Richard poked his head into the shaft. The air inside was dank. Drops of water from the cavern ceiling echoed.

Once upon a time, men lived wild and free in the mountains, but those days were past. The mountains were the same, but man’s desire for freedom was gone. Rarefied air existed, but none desired to breathe it. When men wanted these things again, the mountains would be here, waiting.

“Rrriiiccchhhaaarrrddd.”

The voice came from inside the mineshaft.

“Rrriiiccchhhaaarrrddd.”

The voice grew louder.

He stepped inside the tunnel.

“Rrriiiccchhhaaarrrddd.”

He heard it clearly, getting louder. He took another step forward.

“Rrriiiccchhhaaarrrddd.”

Another step. And another. He could no longer see the light from the outside. On he pressed, deeper and deeper, towards the voice.

“Rrriiiccchhhaaarrrddd.”

“One in every group,” said Brody. “Thinks their time is more important than others’.”

The sunset had been brilliant, but that was already forgotten.

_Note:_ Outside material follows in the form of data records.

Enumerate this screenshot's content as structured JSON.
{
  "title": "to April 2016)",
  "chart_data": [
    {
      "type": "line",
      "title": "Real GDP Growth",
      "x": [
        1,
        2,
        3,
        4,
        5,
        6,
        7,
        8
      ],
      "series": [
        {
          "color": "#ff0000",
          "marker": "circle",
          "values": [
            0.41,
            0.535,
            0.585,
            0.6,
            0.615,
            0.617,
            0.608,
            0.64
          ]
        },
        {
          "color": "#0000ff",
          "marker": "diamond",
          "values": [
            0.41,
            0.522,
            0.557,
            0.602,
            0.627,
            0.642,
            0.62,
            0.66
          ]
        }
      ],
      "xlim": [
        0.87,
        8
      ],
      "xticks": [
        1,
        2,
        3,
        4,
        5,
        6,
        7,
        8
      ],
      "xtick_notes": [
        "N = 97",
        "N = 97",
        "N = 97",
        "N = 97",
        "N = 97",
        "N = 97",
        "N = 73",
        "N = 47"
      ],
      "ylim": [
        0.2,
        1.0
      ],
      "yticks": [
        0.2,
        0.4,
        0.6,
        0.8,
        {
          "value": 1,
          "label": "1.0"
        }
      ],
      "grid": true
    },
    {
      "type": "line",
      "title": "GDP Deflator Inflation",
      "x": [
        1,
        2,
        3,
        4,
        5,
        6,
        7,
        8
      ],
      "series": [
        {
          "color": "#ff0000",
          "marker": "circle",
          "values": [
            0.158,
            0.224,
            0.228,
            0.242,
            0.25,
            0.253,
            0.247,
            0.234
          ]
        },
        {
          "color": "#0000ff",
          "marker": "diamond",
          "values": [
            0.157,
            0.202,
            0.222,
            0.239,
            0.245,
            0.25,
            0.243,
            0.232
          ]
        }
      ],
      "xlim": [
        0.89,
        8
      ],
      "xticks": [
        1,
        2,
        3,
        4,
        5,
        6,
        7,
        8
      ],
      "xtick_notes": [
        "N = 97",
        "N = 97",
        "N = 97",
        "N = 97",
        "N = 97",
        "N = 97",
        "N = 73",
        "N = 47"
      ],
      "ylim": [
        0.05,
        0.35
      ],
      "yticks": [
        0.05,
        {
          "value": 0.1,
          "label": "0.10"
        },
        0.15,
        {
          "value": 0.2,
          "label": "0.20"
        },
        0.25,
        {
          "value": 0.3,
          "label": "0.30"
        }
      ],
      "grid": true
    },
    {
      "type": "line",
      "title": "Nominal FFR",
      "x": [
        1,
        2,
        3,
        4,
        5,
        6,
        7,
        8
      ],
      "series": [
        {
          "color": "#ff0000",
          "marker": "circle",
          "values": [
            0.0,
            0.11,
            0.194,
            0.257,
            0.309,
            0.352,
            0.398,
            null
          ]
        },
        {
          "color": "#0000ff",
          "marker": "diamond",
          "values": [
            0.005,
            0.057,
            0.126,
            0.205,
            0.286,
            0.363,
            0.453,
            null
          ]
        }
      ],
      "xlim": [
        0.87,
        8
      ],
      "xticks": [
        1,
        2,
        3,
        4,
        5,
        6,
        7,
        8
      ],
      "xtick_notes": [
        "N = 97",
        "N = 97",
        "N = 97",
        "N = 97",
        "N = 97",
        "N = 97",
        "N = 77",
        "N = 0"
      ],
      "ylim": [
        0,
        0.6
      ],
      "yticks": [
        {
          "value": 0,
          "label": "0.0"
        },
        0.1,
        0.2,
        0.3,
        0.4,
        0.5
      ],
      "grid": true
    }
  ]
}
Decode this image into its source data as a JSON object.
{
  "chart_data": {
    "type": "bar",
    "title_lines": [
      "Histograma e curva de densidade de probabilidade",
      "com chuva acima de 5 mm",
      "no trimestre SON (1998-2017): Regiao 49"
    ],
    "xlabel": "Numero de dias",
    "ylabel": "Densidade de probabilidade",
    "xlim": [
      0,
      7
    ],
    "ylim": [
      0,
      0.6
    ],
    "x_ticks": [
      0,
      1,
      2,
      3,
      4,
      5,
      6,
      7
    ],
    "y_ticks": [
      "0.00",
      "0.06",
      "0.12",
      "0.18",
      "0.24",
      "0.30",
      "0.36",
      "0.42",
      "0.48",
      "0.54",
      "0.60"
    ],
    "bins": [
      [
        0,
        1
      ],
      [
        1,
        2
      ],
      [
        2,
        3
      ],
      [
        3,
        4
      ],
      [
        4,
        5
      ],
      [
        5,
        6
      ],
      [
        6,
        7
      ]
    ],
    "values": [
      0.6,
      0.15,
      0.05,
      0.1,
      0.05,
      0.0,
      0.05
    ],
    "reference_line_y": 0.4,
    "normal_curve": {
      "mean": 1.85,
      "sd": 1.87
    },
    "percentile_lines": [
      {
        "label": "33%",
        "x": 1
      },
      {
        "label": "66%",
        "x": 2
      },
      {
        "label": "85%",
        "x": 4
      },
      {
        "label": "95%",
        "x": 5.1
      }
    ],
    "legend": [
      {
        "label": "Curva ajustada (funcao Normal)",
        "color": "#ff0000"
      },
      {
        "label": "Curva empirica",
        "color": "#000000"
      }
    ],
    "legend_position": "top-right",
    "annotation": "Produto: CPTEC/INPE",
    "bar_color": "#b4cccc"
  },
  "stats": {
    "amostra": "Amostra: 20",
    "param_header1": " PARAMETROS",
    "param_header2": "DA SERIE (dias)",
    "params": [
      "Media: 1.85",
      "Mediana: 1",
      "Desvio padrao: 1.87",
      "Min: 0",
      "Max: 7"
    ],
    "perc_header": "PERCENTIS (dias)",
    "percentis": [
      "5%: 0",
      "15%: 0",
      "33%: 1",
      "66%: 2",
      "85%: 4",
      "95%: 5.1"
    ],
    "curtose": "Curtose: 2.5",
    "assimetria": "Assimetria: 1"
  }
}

Paul sighed indignantly.
At 8:02 Richard arrived at the jeep, out of breath and disheveled.

“Richard, what happened bud? We were beginning to think you got lost,” said Brody.

Richard said nothing. He climbed into the back of the jeep and sat down.

During the descent back to town Brody braked hard for something in the dusk.

“Deer,” said Brody. “Sorry about that folks.”

The ground began to vibrate heavily, as if a great herd was thundering across the road.
The first rock hit the jeep’s side with a loud clang. A second rock hit the Asian man on the side of the head like an assassin’s bullet. He slumped over in the seat. His wife began to jabber excitedly in broken English. Her voice was soon drowned out by the sound of rock pouring down the mountainside.

The rockslide was the worst in decades. It took a week to reopen the road. The sheriff called it “just bad luck” that the tour group happened to be at that very spot at that very moment. The slide killed all of the passengers except for Richard.

Rescue workers found him in surprisingly good spirits. He enthusiastically recounted the incident for a local newspaper reporter.

The hospital doctor told him that it was normal to experience the guilt of survivor’s syndrome. Talking to a counselor could help, the doctor said.

But Richard was actually feeling quite good. For the first time in years, he had hope for the future.